Michigan attacks title with balance
One in six goals this year has been scored by a defenseman
Elliot Olshansky, NCAA.com
The University of Michigan has featured some of college hockey’s top scorers in recent years. From 2008 Hobey Baker Award winner Kevin Porter – who was third in the nation in points per game in 2006-07 and second in 2007-08 – to T.J. Hensick (fourth in 2004-05, first in 2006-07), Jeff Tambellini (fifth in 2004-05) and Aaron Palushaj (fourth in 2008-09), it’s become common to see a Wolverine among the nation’s scoring leaders.
But not this year.
With the exception of Brown’s Jack Maclellan, it’s hard to find a top scorer in Division I who doesn’t play for either No. 1 Yale or No. 7 Miami. However, in looking at this season’s top scorers, you would have to go down to No. 48 before you find Michigan senior Carl Hagelin, who leads the Wolverines with 1.10 ppg (nine goals and 14 assists in 21 games).
Not that it has hurt the Maize and Blue all that much.
As the Wolverines prepare to visit rival Michigan State for the front end of a home-and-home series on Friday, Jan. 7 (7 p.m. ET on the Big Ten Network), they will take the CCHA’s best win percentage to East Lansing, Mich. What’s interesting is that Red Berenson’s team is seventh in the country in average scoring margin, the same position it occupied in the 2006-07 season when Hensick, Porter and Andrew Cogliano all sat among the top 10 scorers in the nation.
In other words, while the Wolverines lack a single go-to scorer this season – Hagelin leads Michigan with nine goals – a deep roster ensures that more often than not, the Wolverines have all the scoring they need.
“I think it’s better when you have a lot of guys contributing,” said Hagelin, co-captain of a team with 19 different goal-scorers. “It’s hard to play against.”
It’s an arrangement that clearly has its advantages, but it also took some getting used to. Michigan finished seventh in the CCHA a year ago, and was forced to win six consecutive games in the CCHA playoffs to extend its streak of NCAA Tournament appearances to 20 consecutive years.

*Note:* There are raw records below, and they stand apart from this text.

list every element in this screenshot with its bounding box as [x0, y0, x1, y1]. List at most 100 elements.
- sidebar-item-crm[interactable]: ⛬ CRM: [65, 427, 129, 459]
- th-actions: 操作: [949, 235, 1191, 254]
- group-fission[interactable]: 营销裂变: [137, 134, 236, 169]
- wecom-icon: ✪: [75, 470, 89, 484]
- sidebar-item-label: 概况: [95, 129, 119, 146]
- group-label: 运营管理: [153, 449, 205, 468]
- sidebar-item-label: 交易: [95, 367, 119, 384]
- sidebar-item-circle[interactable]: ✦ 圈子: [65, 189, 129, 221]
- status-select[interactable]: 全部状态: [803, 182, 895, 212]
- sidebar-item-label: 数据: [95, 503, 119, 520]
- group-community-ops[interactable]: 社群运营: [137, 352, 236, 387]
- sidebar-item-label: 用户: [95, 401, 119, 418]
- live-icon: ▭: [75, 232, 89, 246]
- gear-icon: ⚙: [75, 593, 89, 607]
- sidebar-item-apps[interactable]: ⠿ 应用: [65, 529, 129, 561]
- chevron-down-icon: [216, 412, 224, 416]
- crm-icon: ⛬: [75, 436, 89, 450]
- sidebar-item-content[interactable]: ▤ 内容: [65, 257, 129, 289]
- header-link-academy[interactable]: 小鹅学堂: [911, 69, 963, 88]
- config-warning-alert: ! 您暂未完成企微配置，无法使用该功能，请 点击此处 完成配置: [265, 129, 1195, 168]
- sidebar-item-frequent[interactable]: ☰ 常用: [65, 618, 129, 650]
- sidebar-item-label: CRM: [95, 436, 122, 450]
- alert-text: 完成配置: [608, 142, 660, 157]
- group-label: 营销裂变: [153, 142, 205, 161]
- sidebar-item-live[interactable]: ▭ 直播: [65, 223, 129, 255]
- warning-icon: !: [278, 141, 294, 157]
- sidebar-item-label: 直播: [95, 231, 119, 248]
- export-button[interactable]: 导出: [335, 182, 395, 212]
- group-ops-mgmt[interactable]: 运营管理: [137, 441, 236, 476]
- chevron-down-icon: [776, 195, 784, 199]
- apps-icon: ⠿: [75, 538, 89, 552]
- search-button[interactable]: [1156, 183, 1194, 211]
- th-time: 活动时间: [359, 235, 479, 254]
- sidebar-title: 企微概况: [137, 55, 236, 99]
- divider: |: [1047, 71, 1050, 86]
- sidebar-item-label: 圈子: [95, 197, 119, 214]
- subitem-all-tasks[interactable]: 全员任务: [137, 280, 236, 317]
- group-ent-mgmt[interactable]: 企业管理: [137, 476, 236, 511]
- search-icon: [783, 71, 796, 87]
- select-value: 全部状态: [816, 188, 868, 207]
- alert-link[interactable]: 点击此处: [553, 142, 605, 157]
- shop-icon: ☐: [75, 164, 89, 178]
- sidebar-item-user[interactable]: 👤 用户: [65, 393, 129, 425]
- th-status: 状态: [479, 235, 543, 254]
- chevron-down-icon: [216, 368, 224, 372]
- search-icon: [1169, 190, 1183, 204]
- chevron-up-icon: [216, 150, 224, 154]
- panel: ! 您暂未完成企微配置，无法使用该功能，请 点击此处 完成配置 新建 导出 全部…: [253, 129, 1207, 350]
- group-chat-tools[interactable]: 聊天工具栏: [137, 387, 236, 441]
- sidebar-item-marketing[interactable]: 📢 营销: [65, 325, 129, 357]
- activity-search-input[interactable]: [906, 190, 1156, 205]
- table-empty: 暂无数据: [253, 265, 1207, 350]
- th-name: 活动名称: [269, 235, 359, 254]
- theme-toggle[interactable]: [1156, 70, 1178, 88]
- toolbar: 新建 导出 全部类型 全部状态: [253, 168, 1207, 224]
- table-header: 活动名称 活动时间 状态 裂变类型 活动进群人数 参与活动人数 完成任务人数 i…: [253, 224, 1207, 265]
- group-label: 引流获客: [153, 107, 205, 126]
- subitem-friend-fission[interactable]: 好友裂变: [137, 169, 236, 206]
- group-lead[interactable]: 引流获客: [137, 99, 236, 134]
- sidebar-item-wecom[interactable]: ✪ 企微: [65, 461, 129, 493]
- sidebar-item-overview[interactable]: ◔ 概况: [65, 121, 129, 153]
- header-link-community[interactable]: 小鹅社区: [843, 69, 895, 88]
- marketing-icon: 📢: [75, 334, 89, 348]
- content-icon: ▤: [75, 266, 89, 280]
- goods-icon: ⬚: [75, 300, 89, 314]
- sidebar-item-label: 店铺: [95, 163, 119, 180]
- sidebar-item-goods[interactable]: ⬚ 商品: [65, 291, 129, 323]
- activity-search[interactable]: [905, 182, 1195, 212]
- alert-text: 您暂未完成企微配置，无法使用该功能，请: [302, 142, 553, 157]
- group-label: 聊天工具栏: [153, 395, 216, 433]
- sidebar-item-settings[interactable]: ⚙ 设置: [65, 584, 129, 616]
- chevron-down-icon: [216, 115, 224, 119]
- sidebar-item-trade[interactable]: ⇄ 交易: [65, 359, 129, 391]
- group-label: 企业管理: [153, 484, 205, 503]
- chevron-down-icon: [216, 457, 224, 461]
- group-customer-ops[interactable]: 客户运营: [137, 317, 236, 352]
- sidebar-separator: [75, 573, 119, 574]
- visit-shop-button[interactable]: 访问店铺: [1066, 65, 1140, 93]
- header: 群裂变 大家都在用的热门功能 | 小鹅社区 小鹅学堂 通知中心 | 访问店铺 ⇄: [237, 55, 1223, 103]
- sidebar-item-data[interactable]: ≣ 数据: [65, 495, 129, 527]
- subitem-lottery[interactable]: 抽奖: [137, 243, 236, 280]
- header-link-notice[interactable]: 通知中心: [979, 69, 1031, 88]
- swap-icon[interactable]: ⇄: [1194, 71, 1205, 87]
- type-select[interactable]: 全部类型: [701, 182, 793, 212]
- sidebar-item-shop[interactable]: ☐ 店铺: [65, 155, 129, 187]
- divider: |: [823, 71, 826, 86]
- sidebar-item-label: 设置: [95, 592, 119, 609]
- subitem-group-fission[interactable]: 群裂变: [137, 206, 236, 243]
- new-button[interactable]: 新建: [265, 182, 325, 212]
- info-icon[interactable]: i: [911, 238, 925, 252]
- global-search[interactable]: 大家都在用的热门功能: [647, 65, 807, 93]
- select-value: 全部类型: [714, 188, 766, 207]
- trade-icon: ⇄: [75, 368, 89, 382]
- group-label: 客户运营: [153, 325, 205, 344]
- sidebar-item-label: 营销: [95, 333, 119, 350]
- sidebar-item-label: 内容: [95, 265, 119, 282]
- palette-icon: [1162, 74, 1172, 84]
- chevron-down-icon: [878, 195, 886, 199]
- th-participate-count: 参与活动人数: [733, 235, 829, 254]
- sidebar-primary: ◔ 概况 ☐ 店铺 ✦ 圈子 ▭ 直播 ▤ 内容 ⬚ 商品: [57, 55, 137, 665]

This season, the Wolverines have little to complain about. The first half of the season saw UM go 12-5-4, win the Great Lakes Invitational for the third time in four years and beat Michigan State in front of 113,411 fans at Michigan Stadium in “The Big Chill at the Big House.”
As the Wolverines prepare to embark on the 2011 portion of their schedule, the lessons learned during the tumultuous 2009-10 campaign are clearly paying off.
“I think that last year, we found out how we could play and how we wanted to play,” said junior defenseman Brandon Burlon. “But that was only because we figured out how we shouldn’t be playing, and what it feels like to have to be behind the 8-ball, so to speak. We didn’t want to have that feeling again, and put ourselves in that position.”
It may have taken a while for the Wolverines to adjust to their current arrangement, but for Hagelin, who was a freshman on the team that Porter and linemate Chad Kolarik led to the 2008 Frozen Four, the team’s balance gives it an advantage over the star-driven Michigan teams of previous seasons.
“Freshman year, some games when Porter and Kolarik didn’t score – the other teams focused a lot on them, and some games they got shut down – it was hard for us to win,” Hagelin said. “I think it’s better this way.”
One place where Michigan has become considerably more dangerous is from the blueline, as nearly one of every six Michigan goals this season has been scored by a defenseman. That’s a far cry from the 2007-08 campaign when just eight of the Wolverines’ 170 goals were scored by defensemen. It also echoes the 2006-07 season when current NHL standouts Jack Johnson and Matt Hunwick led a blueline corps that contributed 30 of Michigan’s 174 goals.
“As a team, we’ve had to figure it out and not just rely one two guys like Louie [Caporusso] and [Aaron] Palushaj two years ago, or Porter and Kolarik three years ago,” Burlon said. “It definitely puts the onus on some guys to chip in a little more than they used to or than they’re expected to, and it helps ramp up everyone else’s game around them. Getting it going from a team perspective will definitely help down the road.”
As the Wolverines prepare to start their 2011 schedule on Friday night in a battle with their fiercest rivals, what happens “down the road” is on their minds. After all, there’s one thing that last year’s Michigan team has in common with the star-driven squads that preceded it: they didn’t win it all.
In the end, the goal is to bring home Michigan’s first NCAA Championship since 1998 and with a balanced attack, the Wolverines think they can achieve that goal.
“There’s a lot of excitement on the team,” Hagelin said. “We know that our record isn’t bad, but we know we can play better.”